There are a number of pairs of Queen Victoria’s slippers in museums. It is said that she wore each pair only once, and they were then passed on to her attendants. Some of them were kept and passed down to their descendants, which is how this pair ended up in the museum collection.
Shoes like these were used for dancing and indoor wear. We often think of Queen Victoria as a rather sour old woman, but of course she was a young girl once. She was only 18 when she came to the throne in 1837 and 21 when she married Prince Albert. We know that she enjoyed dancing and she and Albert hosted lavish costume balls at Buckingham Palace.

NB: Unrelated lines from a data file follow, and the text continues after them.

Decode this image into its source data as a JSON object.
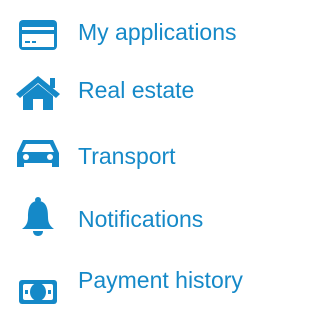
{
  "colors": {
    "accent": "#1589c8",
    "icon": "#1589c8",
    "background": "#ffffff"
  },
  "menu": {
    "items": [
      {
        "label": "My applications",
        "icon": "credit-card-icon"
      },
      {
        "label": "Real estate",
        "icon": "house-icon"
      },
      {
        "label": "Transport",
        "icon": "car-icon"
      },
      {
        "label": "Notifications",
        "icon": "bell-icon"
      },
      {
        "label": "Payment history",
        "icon": "banknote-icon"
      }
    ]
  }
}
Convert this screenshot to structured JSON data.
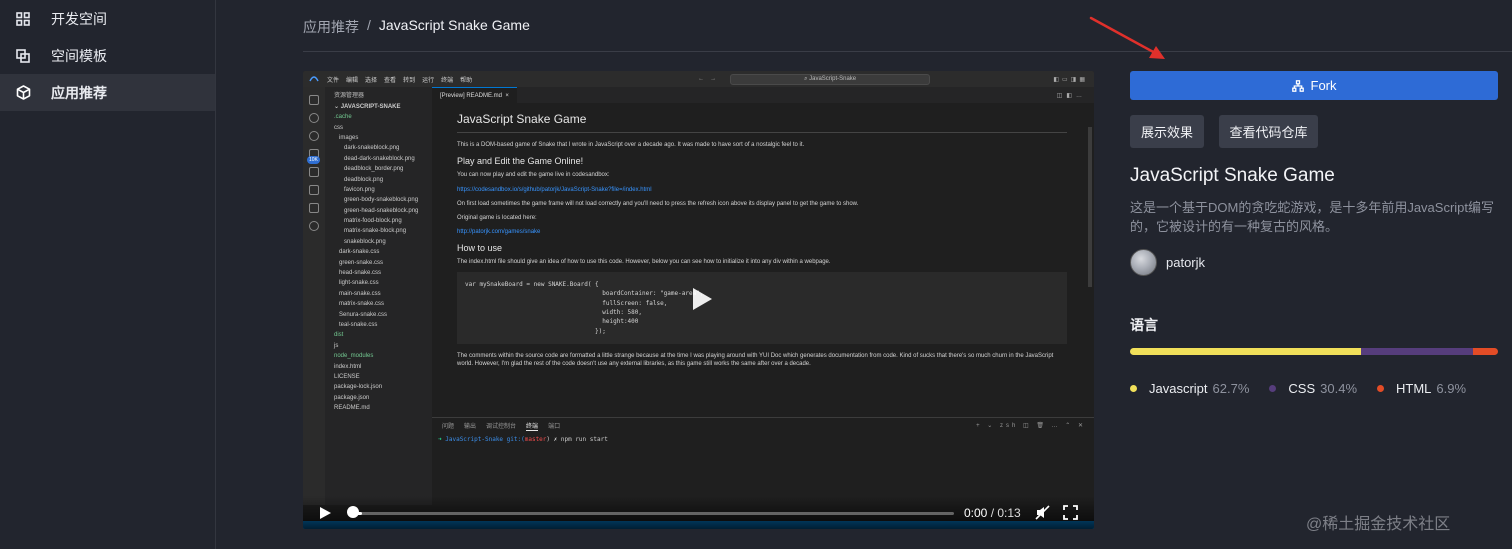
{
  "sidebar": {
    "items": [
      {
        "label": "开发空间",
        "icon": "grid-icon",
        "active": false
      },
      {
        "label": "空间模板",
        "icon": "template-icon",
        "active": false
      },
      {
        "label": "应用推荐",
        "icon": "cube-icon",
        "active": true
      }
    ]
  },
  "breadcrumb": {
    "parent": "应用推荐",
    "separator": "/",
    "current": "JavaScript Snake Game"
  },
  "video": {
    "ide": {
      "menu": [
        "文件",
        "编辑",
        "选择",
        "查看",
        "转到",
        "运行",
        "终端",
        "帮助"
      ],
      "search": "JavaScript-Snake",
      "explorer_title": "资源管理器",
      "root": "JAVASCRIPT-SNAKE",
      "tree": [
        {
          "name": ".cache",
          "indent": 1,
          "color": "#73c991"
        },
        {
          "name": "css",
          "indent": 1,
          "color": "#cccccc"
        },
        {
          "name": "images",
          "indent": 2,
          "color": "#cccccc"
        },
        {
          "name": "dark-snakeblock.png",
          "indent": 3,
          "color": "#cccccc"
        },
        {
          "name": "dead-dark-snakeblock.png",
          "indent": 3,
          "color": "#cccccc"
        },
        {
          "name": "deadblock_border.png",
          "indent": 3,
          "color": "#cccccc"
        },
        {
          "name": "deadblock.png",
          "indent": 3,
          "color": "#cccccc"
        },
        {
          "name": "favicon.png",
          "indent": 3,
          "color": "#cccccc"
        },
        {
          "name": "green-body-snakeblock.png",
          "indent": 3,
          "color": "#cccccc"
        },
        {
          "name": "green-head-snakeblock.png",
          "indent": 3,
          "color": "#cccccc"
        },
        {
          "name": "matrix-food-block.png",
          "indent": 3,
          "color": "#cccccc"
        },
        {
          "name": "matrix-snake-block.png",
          "indent": 3,
          "color": "#cccccc"
        },
        {
          "name": "snakeblock.png",
          "indent": 3,
          "color": "#cccccc"
        },
        {
          "name": "dark-snake.css",
          "indent": 2,
          "color": "#cccccc"
        },
        {
          "name": "green-snake.css",
          "indent": 2,
          "color": "#cccccc"
        },
        {
          "name": "head-snake.css",
          "indent": 2,
          "color": "#cccccc"
        },
        {
          "name": "light-snake.css",
          "indent": 2,
          "color": "#cccccc"
        },
        {
          "name": "main-snake.css",
          "indent": 2,
          "color": "#cccccc"
        },
        {
          "name": "matrix-snake.css",
          "indent": 2,
          "color": "#cccccc"
        },
        {
          "name": "Senura-snake.css",
          "indent": 2,
          "color": "#cccccc"
        },
        {
          "name": "teal-snake.css",
          "indent": 2,
          "color": "#cccccc"
        },
        {
          "name": "dist",
          "indent": 1,
          "color": "#73c991"
        },
        {
          "name": "js",
          "indent": 1,
          "color": "#cccccc"
        },
        {
          "name": "node_modules",
          "indent": 1,
          "color": "#73c991"
        },
        {
          "name": "index.html",
          "indent": 1,
          "color": "#cccccc"
        },
        {
          "name": "LICENSE",
          "indent": 1,
          "color": "#cccccc"
        },
        {
          "name": "package-lock.json",
          "indent": 1,
          "color": "#cccccc"
        },
        {
          "name": "package.json",
          "indent": 1,
          "color": "#cccccc"
        },
        {
          "name": "README.md",
          "indent": 1,
          "color": "#cccccc"
        }
      ],
      "tab": "[Preview] README.md",
      "readme": {
        "h1": "JavaScript Snake Game",
        "p1": "This is a DOM-based game of Snake that I wrote in JavaScript over a decade ago. It was made to have sort of a nostalgic feel to it.",
        "h2a": "Play and Edit the Game Online!",
        "p2": "You can now play and edit the game live in codesandbox:",
        "link1": "https://codesandbox.io/s/github/patorjk/JavaScript-Snake?file=/index.html",
        "p3": "On first load sometimes the game frame will not load correctly and you'll need to press the refresh icon above its display panel to get the game to show.",
        "p4": "Original game is located here:",
        "link2": "http://patorjk.com/games/snake",
        "h2b": "How to use",
        "p5": "The index.html file should give an idea of how to use this code. However, below you can see how to initialize it into any div within a webpage.",
        "code": "var mySnakeBoard = new SNAKE.Board( {\n                                      boardContainer: \"game-area\",\n                                      fullScreen: false,\n                                      width: 580,\n                                      height:400\n                                    });",
        "p6": "The comments within the source code are formatted a little strange because at the time I was playing around with YUI Doc which generates documentation from code. Kind of sucks that there's so much churn in the JavaScript world. However, I'm glad the rest of the code doesn't use any external libraries, as this game still works the same after over a decade."
      },
      "terminal_tabs": [
        "问题",
        "输出",
        "调试控制台",
        "终端",
        "端口"
      ],
      "terminal_actions": "+ ⌄ zsh ◫ 🗑 … ⌃ ✕",
      "terminal_prompt": {
        "arrow": "➜",
        "dir": "JavaScript-Snake",
        "git": "git:(",
        "branch": "master",
        "rest": ") ✗ npm run start"
      }
    },
    "player": {
      "current_time": "0:00",
      "separator": " / ",
      "duration": "0:13",
      "progress": 0.02
    }
  },
  "actions": {
    "fork_label": "Fork",
    "demo_label": "展示效果",
    "repo_label": "查看代码仓库"
  },
  "app": {
    "title": "JavaScript Snake Game",
    "description": "这是一个基于DOM的贪吃蛇游戏，是十多年前用JavaScript编写的，它被设计的有一种复古的风格。",
    "author": "patorjk"
  },
  "languages": {
    "title": "语言",
    "items": [
      {
        "name": "Javascript",
        "percent": "62.7%",
        "value": 62.7,
        "color": "#f1e05a"
      },
      {
        "name": "CSS",
        "percent": "30.4%",
        "value": 30.4,
        "color": "#563d7c"
      },
      {
        "name": "HTML",
        "percent": "6.9%",
        "value": 6.9,
        "color": "#e34c26"
      }
    ]
  },
  "watermark": "@稀土掘金技术社区"
}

Like the present Queen, Victoria had her shoes custom made. Gundry and Son of Soho Square made shoes for her from 1824 to 1898, including embroidered white slippers for her wedding and coronation. This pair is made of silk satin with small leather soles. We can tell from the people named on the label that they were made in the 1850s, when Victoria was in her thirties.

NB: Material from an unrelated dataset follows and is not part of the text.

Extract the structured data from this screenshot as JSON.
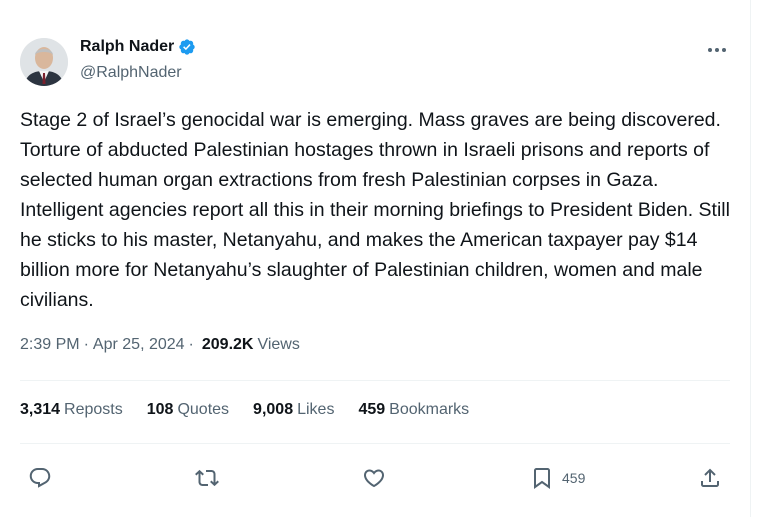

Victoria had nine-inch feet, approximately a size 3–3.5 in today’s sizes, but women squeezed into shoes a few sizes smaller so that their feet appeared more dainty. This may have led to painful foot conditions including calluses, bunions and, in extreme circumstances, malformation of the feet. In her later years Queen Victoria quite probably had the same foot problems as many present-day women!